Sobre la fachada posterior del edificio, se edifica generalmente un patio á la altura de las cocinas, y el piso bajo del lado de la calle llega á ser un primer piso, pues los amos entran, salen y reciben enteramente al abrigo de la curiosidad de los criados. El piso bajo contiene el comedor y los aposentos destinados á la infancia; el salon y la cámara de los amos ocupan el piso superior.
Pero este austero uso sonreia menos á Mad. F..., que adora á su hijo y posee bastante tacto para mimarle juiciosamente. Por eso contrasta de una manera ventajosa con la salvage cuadrilla de su cuñada. Los niños comen á parte y á otras horas que sus parientes.
Después de lo referido nada encontré que mereciera llamarme la atención, y de regreso á Lóndres, observé en el ángulo de Fleet−street la redacción del Sunday−Times, periódico del domingo y dedicado al pueblo, cuya redacción, cerrada la víspera, me habia escandalizado. El sábado sir Roberto Peel había sostenido contra lord Palmerston, á propósito de los asintos de Grecia, su última lucha. Temible, elocuente como siempre, habia recibido, sin embargo, una interpelación, y el Sunday−Times cubrió de oprobio este nombre respetable. No podemos formarnos una idea de esta grosera licencia. Bajo las rúbricas de TRIMPH, de SHOCKING ACCIDENT AT S. ROBERTO PEEL, este noble campeón de las ideas progresivas era tratado de renegado, de criminal, de cobarde, de traidor, de atroz y de insolente.
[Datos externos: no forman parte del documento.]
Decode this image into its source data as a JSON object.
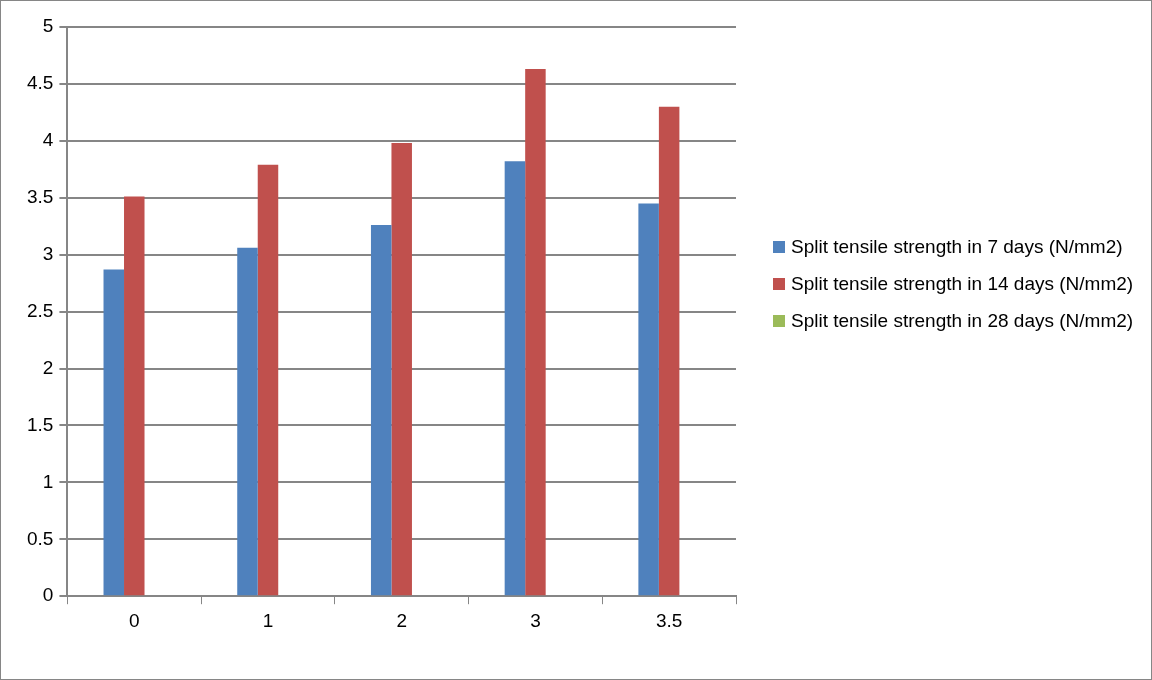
{
  "chart_data": {
    "type": "bar",
    "categories": [
      "0",
      "1",
      "2",
      "3",
      "3.5"
    ],
    "series": [
      {
        "name": "Split tensile strength in 7 days (N/mm2)",
        "color": "#4f81bd",
        "values": [
          2.87,
          3.06,
          3.26,
          3.82,
          3.45
        ]
      },
      {
        "name": "Split tensile strength in 14 days (N/mm2)",
        "color": "#c0504d",
        "values": [
          3.51,
          3.79,
          3.98,
          4.63,
          4.3
        ]
      },
      {
        "name": "Split tensile strength in 28 days (N/mm2)",
        "color": "#9bbb59",
        "values": [
          null,
          null,
          null,
          null,
          null
        ]
      }
    ],
    "ylim": [
      0,
      5
    ],
    "yticks": [
      0,
      0.5,
      1,
      1.5,
      2,
      2.5,
      3,
      3.5,
      4,
      4.5,
      5
    ],
    "grid": "y",
    "legend": "right"
  }
}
Ahora bien, á la hora misma en que yo descifraba estas indignidades, Roberto Peel, volviendo del palacio de Buckingam, y atravesando Saint−James−Park, era lanzado sobre la arena de Constitution−Hill, por su caballo, que cayendo sobre él, aplastaba el cuerpo del célebre orador. El Sunday−Times se apresuró al dia siguiente á llenarle de elogios; la multitud leía con ansia el boletín sanitario del enfermo; la consternación habia llegado á su colmo. Lóndres pasó tres días en una contínua y profunda agitación, y vi á muchas personas que iban cinco veces al dia á saber el estado del enfermo á la puerta de Roberto Peel. Propagóse la noticia de que el tribuno habia empeorado. Al volver á mi casa tristemente impresionado por este público dolor, tan honroso para el representante y para sus mandantarios, pasé por debajo de los balcones de la residencia de Peel. La noche era muy oscura, los grupos mudos y vueltos hacia la verja, separada por un pequeño jardín, veían brillar una luz débil.
Al cabo de algunos minutos, un agente se asomó por la verja, y todos se aproximaron á él sin ruido. Este dijo en inglés y con una voz muy calmosa:
—Ha muerto...
Saqué mi reloj que señalaba la diez y cinco minutos.
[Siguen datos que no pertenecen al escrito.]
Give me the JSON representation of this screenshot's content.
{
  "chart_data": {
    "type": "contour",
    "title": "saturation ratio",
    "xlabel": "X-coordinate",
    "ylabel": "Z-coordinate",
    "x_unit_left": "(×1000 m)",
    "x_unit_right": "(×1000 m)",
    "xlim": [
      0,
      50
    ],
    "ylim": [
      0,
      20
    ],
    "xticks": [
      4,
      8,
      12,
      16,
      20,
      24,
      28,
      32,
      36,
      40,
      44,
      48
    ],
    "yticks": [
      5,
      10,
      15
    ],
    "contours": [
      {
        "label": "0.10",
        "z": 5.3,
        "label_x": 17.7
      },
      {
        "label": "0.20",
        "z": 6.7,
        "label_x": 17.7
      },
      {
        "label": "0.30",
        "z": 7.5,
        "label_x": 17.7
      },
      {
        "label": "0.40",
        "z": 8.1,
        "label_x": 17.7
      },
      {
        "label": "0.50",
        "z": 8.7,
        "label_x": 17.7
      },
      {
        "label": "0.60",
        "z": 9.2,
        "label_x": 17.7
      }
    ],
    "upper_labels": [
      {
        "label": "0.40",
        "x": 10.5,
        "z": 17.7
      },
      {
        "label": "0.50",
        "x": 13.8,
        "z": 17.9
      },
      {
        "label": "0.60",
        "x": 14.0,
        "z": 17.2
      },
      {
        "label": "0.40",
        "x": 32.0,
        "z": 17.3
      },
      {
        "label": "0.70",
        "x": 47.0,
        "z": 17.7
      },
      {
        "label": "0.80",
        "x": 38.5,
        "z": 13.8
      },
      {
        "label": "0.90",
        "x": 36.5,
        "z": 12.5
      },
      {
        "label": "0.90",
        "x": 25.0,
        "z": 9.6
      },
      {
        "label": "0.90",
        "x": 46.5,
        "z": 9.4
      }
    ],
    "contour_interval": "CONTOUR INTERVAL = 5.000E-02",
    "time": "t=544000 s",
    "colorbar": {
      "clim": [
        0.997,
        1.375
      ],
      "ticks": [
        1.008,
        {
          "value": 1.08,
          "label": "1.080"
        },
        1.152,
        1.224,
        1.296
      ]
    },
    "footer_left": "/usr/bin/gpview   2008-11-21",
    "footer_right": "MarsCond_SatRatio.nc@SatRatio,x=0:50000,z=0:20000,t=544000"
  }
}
Una hora después, todo Lóndres sabia el fatal suceso.
A la mañana siguiente desperté á mi amigo.
—¿Dónde vamos, me preguntó frotándose los ojos?
—Partimos á Oxford.
El tren directo atravesó tan rápidamente las sesenta y tres millas que separan á Londres, de la ciudad de los escolares, que al cabo de hora y medía llegamos á Oxford.